While the mild background screams concerning HD DVD discs getting Dolby
TrueHD audio while Blu-ray owners got stuck with a completely uninspiring "standard Dolby Digital" track haven't yet amounted to much, apparently Warner Home Video wants to set the record straight with The Departed. While we knew the film was slated to hit both
HD DVD and
Blu-ray back at CES, Warner has just now fessed up to the uncompressed audio we can expect to hear from the BD rendition.

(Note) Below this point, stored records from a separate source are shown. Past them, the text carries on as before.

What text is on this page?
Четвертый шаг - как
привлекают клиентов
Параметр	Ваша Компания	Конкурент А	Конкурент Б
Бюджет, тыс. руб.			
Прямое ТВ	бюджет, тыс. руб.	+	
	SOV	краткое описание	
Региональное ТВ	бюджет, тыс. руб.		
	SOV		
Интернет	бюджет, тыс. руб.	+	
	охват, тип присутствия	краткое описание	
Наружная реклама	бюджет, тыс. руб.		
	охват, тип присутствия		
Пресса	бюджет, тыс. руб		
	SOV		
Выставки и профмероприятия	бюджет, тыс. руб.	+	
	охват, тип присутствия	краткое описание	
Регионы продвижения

The HD DVD version will feature the expected TrueHD track, but the Blu-ray flavor will sport a delightfully lossless PCM 5.1 track that should measure up close enough to satisfy all but the most discerning audiophiles. So if you've been enjoying that dual-format
BH100, and were leaning HD DVD's way on this one simply due to audio, now you've got one more quandary to solve in the next fortnight.
5.1 still isn't 7.1
Most masters are not mixed for 7.1, so a custom "Home Theater mix" would have to be produced.
How come there has never been a post on this site before when the HD-DVD version featured TrueHD and the Blu-ray didn't?
I'm guessing you don't read the site too much:
http://www.engadgethd.com/search/?q=truehd
Actually, I read it all the time. Like I said, there has never been a standalone posting that existed ONLY to say an HD-DVD had a True-HD track and the Blu-ray version didn't. Which is the only "news" this posting contains.
Ah, I see. Your OP didn't specify that. Well, the post regarding "Happy Feet" mentions it.
TrueHD is loss-less. It's compressed, but like a .zip file, it doesn't lose any bits.
So basically they are identical now.
No.
When will the engadget hd editors understand that an uncompressed pcm soundtrack is NOT "almost as good as" Dolby TrueHD, it is JUST THE SAME?!?
9158 said "When will the engadget hd editors understand that an uncompressed pcm soundtrack is NOT "almost as good as" Dolby TrueHD, it is JUST THE SAME?!?"
Couldn't have said it better myself. PCM is, channel for channel, bit for bit, frequency for frequency indistinguishable from DTS-Master Audio. DTS-HD, on the other hand, while superior to the existing DTS format but less detailed that DTS Master Audio, is more efficiently compressed and takes up less space than PCM. That being said, if a master recording contains 5.1 channels of PCM, then there is no real reason to go beyond 5.1 channels. If the master recording is 7.1 PCM, then there will be a 7.1 channel PCM track. In this particular case, I have no idea whether or not the original master recording was 5.1 or 7.1. If it was, in fact, 5.1, then the DTS-HD 7.1 track is making a mix of the other discrete channels.